خصوصیات عددی رفتار سازه از کلیسای پیلار در ساراگوسا (اسپانیا). قسمت 1: مدل های جهانی و محلی

The Basilica of Pilar, located in the city of Zaragoza, is one of the most famous Spanish temples. Several domes of this church contain frescoes painted by Francisco de Goya, which have suffered damages in the past decades due to various pathologies. The frescoes of the Regina Martirum dome are being restored at the present time. In this paper, we present a set of structural models of the entire temple and local models of the Regina Martirum dome by discussing and comparing the obtained results. The main objective of the research was to identify the current structural state of the church, its safety level and the relationship between the structural behaviour and the damages observed. The behaviour of the main material used in the construction, brick masonry, was simulated first with linear elastic isotropic models and later with several non-linear isotropic models including brittle behaviour in tension and plastic behaviour in compression. In addition, we consider the historical construction and the reinforcement works added to the structure in its history, with the purpose of testing the finite element models by reproducing the pathologies described from the beginning of the current Baroque construction.

The Basilica of Pilar is one of the most important worship places in Spain. The actual temple is a large complex brick masonry construction with rectangular plan of about 100 m long and 70 m wide. Their construction process was difficult and took long time [1]. In the current site, a small Visighotic chapel was first built more than a thousand years ago; then later on, it became a Romanesque church with cloister that suffered after the Gothic enlargement. Nevertheless, all the aforementioned constructions were small in size compared with the huge expansion taken place in XVII century when the Baroque church project was set up by the Spanish architect Ventura Rodriguez. In addition a reorientation to the main axis of the temple took place and part of the new construction was erected on terrain taken to the adjacent river. Fig. 1a presents a sketch describing the position of each building along the history and some plans; Fig. 2 shows several views of the actual Basilica.The temple is composed of three longitudinal naves (Fig. 1b). The central one contains the main dome of circular design and double shell, and two more domes of elliptical shape (Fig. 1d). The two lateral naves have eight more domes placed at a second level, the Regina Martirum dome belongs to this second level, located next to the central dome (Fig. 1c). Surrounding the principal naves there is a series of chapels and rooms with up to 11 additional domes at the third lower level. The domes at the third level are located between the 16 external buttresses and the four towers, of more than 90 m height, that mark the corners of the building and form the external perimeter. The central dome was erected by the middle of XIX century, and the first two towers of Pilar square façade were finalized at the end of the XIX century while the towers of Ebro river façade were erected in 1940.

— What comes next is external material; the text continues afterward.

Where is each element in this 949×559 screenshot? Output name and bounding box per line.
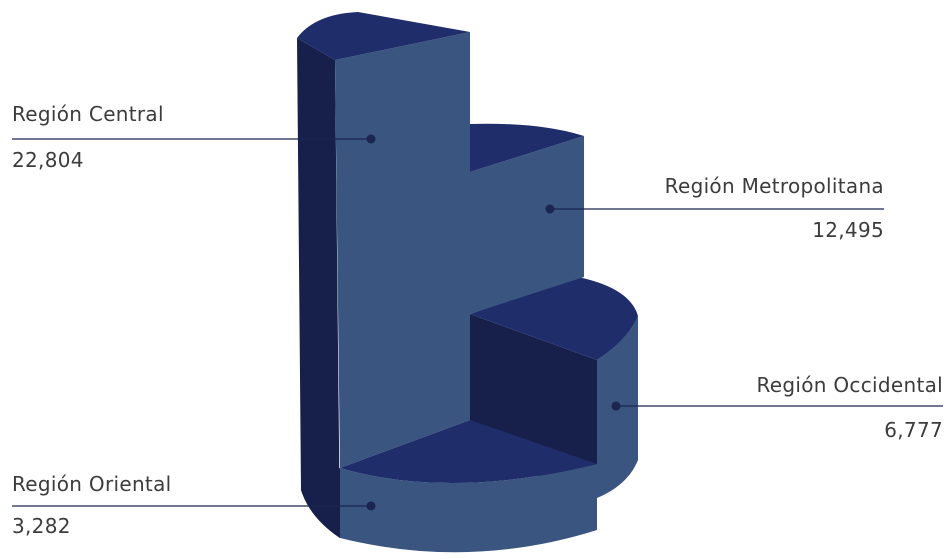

The previous realization of a detailed geometrical model allowed us the generation of a complete FEM model with parametric meshing. • The study has permitted us to reproduce the historical pathologies of the basilica numerically, and to check out the efficiency of restoration works done in the past by the architect Teodoro Ríos between year 1927 and year 1940. • The use of linear models as a previous step to possible analyses considering more realistic non-linear models, allows us to comprehend the real structural behaviour, with less cost and complexity as compared to those of the non-linear cases. • Numerical models of the present state of the temple showed that the current structural situation of Regina Martirum dome is satisfactory and there is no risk of pathologies considering that the resistance to tension of the brick masonry is superior to 100 kPa. In the rest of the temple the structural situation is similar, except in the southern towers, where the existing compressive stresses due to its high elevation and the environment have deteriorated the brick masonry. They should be under observation to control their behaviour. • The obtained results are based on simplified material models with theoretical material parameter values obtained from the extensive existing bibliography. Because of the type of construction, its great dimensions, and the expanded temporary extension, it would be useful a future campaign of tests to determine accurately the mechanical properties of the masonry based on their deterioration degree and their spacing distribution, in order to determine the security level of the structure as well as assuring our assumptions. Also it was proposed that it is necessary to install some instruments to measure movements and fissure openings periodically, especially in the Regina Martirum dome. Furthermore, it would be advisable to install instruments, to determine the thermal loads and their variation. • With respect to numerical simulations in the future development, the following improvements are proposed: – Consideration of orthotropic behaviour of the masonry in the linear and non-linear models. – Use of a reduced rigidity matrix in the contour of the Regina Martirum dome base which replaces the displacements imposed in the non-linear analysis of the dome. – Application of a non-linear material model with distributed cracking in tension and plasticity to the complete model of the temple.